Mons tire le bilan de son plan grand froid

A Mons, pendant la période hivernale, l'abri de nuit est passé de 12 à 28 lits (illustration).
A Mons, pendant la période hivernale, l'abri de nuit est passé de 12 à 28 lits (illustration). - © Belga

Le plan grand froid vise à augmenter le nombre de places d'accueil pour les personnes sans abri en période hivernale, en étendant la capacité des abris de nuit ou en ouvrant des lieux d'accueil temporaires, comme des casernes. Il est prévu que le plan grand froid se termine ce week-end sur l’ensemble du territoire wallon. L’occasion pour Mons de dresser un premier bilan.

A Mons, pendant la période hivernale, l'abri de nuit est passé de 12 à 28 lits. Et s'il a affiché quasiment complet tous les jours, Julie Richez et son équipe n'ont jamais dû refuser personne. "Cette année-ci, on  a eu 34 personnes différentes alors que l’année passée, pour la même période, on en comptait quasiment le double."

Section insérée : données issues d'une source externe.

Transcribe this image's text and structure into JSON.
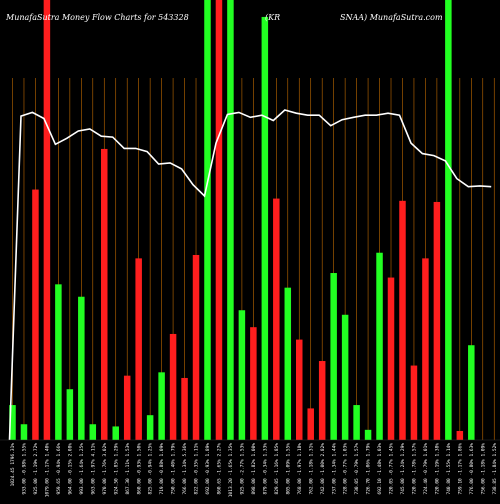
{
  "chart_data": {
    "type": "bar",
    "title": {
      "left": "MunafaSutra  Money Flow  Charts for 543328",
      "mid": "(KR",
      "right": "SNAA) MunafaSutra.com"
    },
    "x_labels": [
      "1024.45 1796.31%",
      "933.00 -0.98% 1.55%",
      "925.00 -1.19% 2.72%",
      "1079.00 -1.17% 1.40%",
      "959.65 -0.94% 1.66%",
      "964.00 -0.15% 2.08%",
      "993.00 -1.64% 1.25%",
      "963.00 -1.97% 4.11%",
      "970.00 -1.76% 3.02%",
      "924.50 -1.85% 1.29%",
      "867.30 -1.11% 1.53%",
      "860.00 -0.93% 1.50%",
      "825.00 -0.94% 1.25%",
      "719.00 -0.88% 1.09%",
      "750.00 -1.40% 1.79%",
      "766.00 -1.34% 5.36%",
      "822.00 -0.35% 1.11%",
      "692.00 -0.93% 1.89%",
      "860.65 -1.65% 2.27%",
      "1013.20 -1.65% 1.35%",
      "925.00 -2.77% 1.53%",
      "898.00 -1.82% 1.00%",
      "879.00 -0.34% 1.33%",
      "829.05 -1.16% 1.85%",
      "805.00 -1.09% 1.55%",
      "768.00 -1.97% 1.18%",
      "762.00 -1.18% 1.31%",
      "742.00 -1.00% 2.82%",
      "737.00 -1.34% 1.44%",
      "728.00 -0.77% 1.03%",
      "730.05 -0.79% 1.57%",
      "726.70 -1.06% 1.79%",
      "692.10 -1.48% 1.03%",
      "720.05 -0.77% 1.45%",
      "745.00 -1.24% 1.29%",
      "720.00 -1.78% 1.57%",
      "724.40 -0.79% 1.01%",
      "720.00 -1.19% 1.38%",
      "740.80 -1.55% 1.14%",
      "759.10 -1.17% 1.86%",
      "776.00 -0.80% 1.63%",
      "756.00 -1.18% 1.09%",
      "738.85 -1.84% 1.52%"
    ],
    "values": [
      0.0794,
      0.0358,
      0.5692,
      1.0,
      0.3538,
      0.1154,
      0.3256,
      0.0358,
      0.6615,
      0.0308,
      0.1462,
      0.4128,
      0.0564,
      0.1538,
      0.241,
      0.141,
      0.4205,
      1.0,
      1.0,
      1.0,
      0.2949,
      0.2564,
      0.9615,
      0.5487,
      0.3462,
      0.2282,
      0.0718,
      0.1795,
      0.3795,
      0.2846,
      0.0794,
      0.0231,
      0.4256,
      0.3692,
      0.5436,
      0.1692,
      0.4128,
      0.541,
      1.0,
      0.0205,
      0.2154,
      0.0,
      0.0
    ],
    "colors": [
      "g",
      "g",
      "r",
      "r",
      "g",
      "g",
      "g",
      "g",
      "r",
      "g",
      "r",
      "r",
      "g",
      "g",
      "r",
      "r",
      "r",
      "g",
      "r",
      "g",
      "g",
      "r",
      "g",
      "r",
      "g",
      "r",
      "r",
      "r",
      "g",
      "g",
      "g",
      "g",
      "g",
      "r",
      "r",
      "r",
      "r",
      "r",
      "g",
      "r",
      "g",
      "g",
      "g"
    ],
    "line": [
      0.0,
      0.688,
      0.697,
      0.682,
      0.618,
      0.633,
      0.651,
      0.656,
      0.638,
      0.636,
      0.608,
      0.608,
      0.6,
      0.569,
      0.572,
      0.557,
      0.518,
      0.49,
      0.621,
      0.692,
      0.697,
      0.685,
      0.69,
      0.677,
      0.703,
      0.695,
      0.69,
      0.69,
      0.664,
      0.679,
      0.685,
      0.69,
      0.69,
      0.695,
      0.69,
      0.621,
      0.595,
      0.59,
      0.577,
      0.533,
      0.513,
      0.515,
      0.513
    ],
    "ylim": [
      0,
      1
    ],
    "palette": {
      "green": "#22ff22",
      "red": "#ff1e1e",
      "grid": "#c06a00",
      "line": "#ffffff",
      "background": "#000000"
    }
  }
}
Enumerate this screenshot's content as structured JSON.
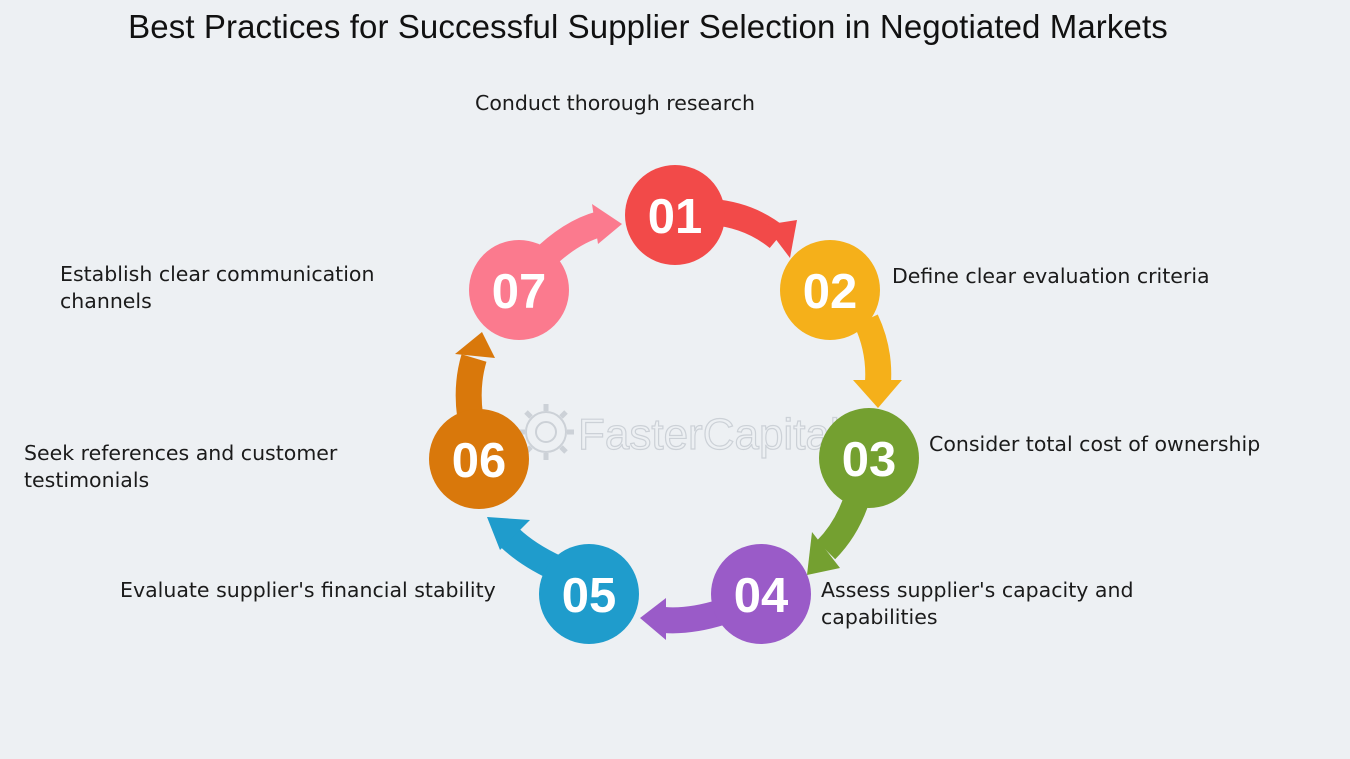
{
  "title": "Best Practices for Successful Supplier Selection in Negotiated Markets",
  "watermark": "FasterCapital",
  "steps": [
    {
      "number": "01",
      "lines": [
        "Conduct thorough research"
      ],
      "color": "#f24a49"
    },
    {
      "number": "02",
      "lines": [
        "Define clear evaluation criteria"
      ],
      "color": "#f5b01a"
    },
    {
      "number": "03",
      "lines": [
        "Consider total cost of ownership"
      ],
      "color": "#74a030"
    },
    {
      "number": "04",
      "lines": [
        "Assess supplier's capacity and",
        "capabilities"
      ],
      "color": "#9a5bc8"
    },
    {
      "number": "05",
      "lines": [
        "Evaluate supplier's financial stability"
      ],
      "color": "#1f9ccc"
    },
    {
      "number": "06",
      "lines": [
        "Seek references and customer",
        "testimonials"
      ],
      "color": "#d9780b"
    },
    {
      "number": "07",
      "lines": [
        "Establish clear communication",
        "channels"
      ],
      "color": "#fb7a8e"
    }
  ]
}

Ce qui a peut-être aussi joué, c'est l'ouverture de la caserne Saint-Jean, à Tournai. 25 à 30 lits disponibles pour des sans-abris de toute la province. Et de manière non conditionnelle. C'est-à-dire que contrairement à d'autres lieux d'accueil, tous les profils y étaient acceptés. "Notamment des personnes accompagnées d’un chien ou des personnes souffrant d’assuétudes qui ne peuvent entrer directement en maison d’accueil, commente Corinne Villée (responsable du Relais social de Tournai)."

Parmi les personnes accueillies à caserne, il y a le public SDF proprement dit, mais aussi des personnes avec un problème de logement ponctuel, que les éducateurs de rue comme Benoit Defresnes ont aussi pu accompagner. "S’il y a une demande, la caserne est une bonne possibilité, le temps que les démarches aboutissent. Au moins, la nuit, ils ne sont pas dehors."

Cela dit, la plupart des acteurs de terrain le disent : si cette aide hivernale a été la bienvenue, c'est toute l'année qu'il faut gérer le problème des sans-abris.